Re: Overloading template functions

"Zeppe" <zeppe@.remove.all.this.long.comment.email.it> wrote in message
news:f2f6hh$uui$1@aioe.org...


-----------
14.6.4.1/1 For a function template specialization, a member function
template specialization, or a specialization for a member function or static
data member of a class template, if the specialization is implicitly
instantiated because it is referenced from within another template
specialization and the context from which it is referenced
depends on a template parameter, the point of instantiation of the
specialization is the point of instantiation of the enclosing
specialization. Otherwise, the point of instantiation for such a
specialization immediately follows the namespace scope declaration or
definition that refers to the specialization.
-----------

So, the point of instantiation is in main()

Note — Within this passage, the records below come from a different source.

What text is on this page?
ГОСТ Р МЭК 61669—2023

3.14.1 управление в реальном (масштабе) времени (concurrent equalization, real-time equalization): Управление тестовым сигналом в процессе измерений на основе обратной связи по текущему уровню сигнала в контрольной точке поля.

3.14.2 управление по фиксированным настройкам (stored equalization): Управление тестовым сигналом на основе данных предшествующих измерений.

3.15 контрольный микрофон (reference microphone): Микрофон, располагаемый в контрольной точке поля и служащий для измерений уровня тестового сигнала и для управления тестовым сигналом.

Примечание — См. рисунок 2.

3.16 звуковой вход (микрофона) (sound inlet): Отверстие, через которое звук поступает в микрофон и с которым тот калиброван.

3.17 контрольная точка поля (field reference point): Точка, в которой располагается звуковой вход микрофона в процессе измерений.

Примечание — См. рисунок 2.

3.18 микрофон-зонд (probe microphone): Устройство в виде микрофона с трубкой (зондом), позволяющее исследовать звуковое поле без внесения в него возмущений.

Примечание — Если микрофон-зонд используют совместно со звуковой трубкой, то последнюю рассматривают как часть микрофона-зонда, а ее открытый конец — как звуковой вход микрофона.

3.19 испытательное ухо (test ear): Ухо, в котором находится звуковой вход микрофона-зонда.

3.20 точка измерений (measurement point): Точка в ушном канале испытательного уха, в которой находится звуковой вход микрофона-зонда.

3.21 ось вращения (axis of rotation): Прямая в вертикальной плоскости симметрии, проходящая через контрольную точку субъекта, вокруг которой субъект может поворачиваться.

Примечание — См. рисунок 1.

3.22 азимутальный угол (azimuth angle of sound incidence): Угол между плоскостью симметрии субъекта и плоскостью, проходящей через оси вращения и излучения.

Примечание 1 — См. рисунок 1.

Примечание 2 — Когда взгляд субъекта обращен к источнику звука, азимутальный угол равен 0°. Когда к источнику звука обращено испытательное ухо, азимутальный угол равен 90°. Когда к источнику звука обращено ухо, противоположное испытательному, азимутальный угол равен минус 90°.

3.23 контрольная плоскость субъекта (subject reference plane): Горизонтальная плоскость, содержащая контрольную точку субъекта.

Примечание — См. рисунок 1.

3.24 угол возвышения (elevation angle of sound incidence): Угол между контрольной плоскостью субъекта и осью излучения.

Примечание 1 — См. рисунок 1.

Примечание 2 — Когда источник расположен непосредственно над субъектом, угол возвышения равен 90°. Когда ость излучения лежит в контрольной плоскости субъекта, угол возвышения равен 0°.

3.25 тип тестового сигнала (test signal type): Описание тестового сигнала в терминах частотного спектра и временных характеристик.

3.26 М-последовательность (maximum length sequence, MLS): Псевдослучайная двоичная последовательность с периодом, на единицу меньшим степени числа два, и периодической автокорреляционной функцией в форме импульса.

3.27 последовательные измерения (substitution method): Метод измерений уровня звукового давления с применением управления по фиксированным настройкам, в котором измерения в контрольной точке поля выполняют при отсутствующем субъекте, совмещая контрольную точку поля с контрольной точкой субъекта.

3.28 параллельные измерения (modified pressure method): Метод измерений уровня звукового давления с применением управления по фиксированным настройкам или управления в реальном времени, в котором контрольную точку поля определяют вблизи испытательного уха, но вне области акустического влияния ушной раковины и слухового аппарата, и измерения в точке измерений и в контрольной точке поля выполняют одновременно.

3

Actually, it happens all the time:

#include <set>

class MyType
{
    // whatever
};

bool operator <(MyType&, MyType&);

int main()
{
    std::set<MyType> s;
    s.insert(MyType);
}

std::set<T> uses std::less<T> to compare types. The (least specialized
version of) std::less<T> uses the < operator for comparison. But,
operator<(MyType&, MyType&) is declared *after* the implementation of
std::less<T> (which is defined by including <set> at the top of the
sourcefile).

Not having this kind of two-phase name lookup (14.6.4) is devestating for
the use of templates and generic programming. Luckily, compilers that do not
fully implement the two-phase name lookup (VC++ for example) do implement
the second part (lookup at point of instantiation), which is imho the most
important one.

- Sylvester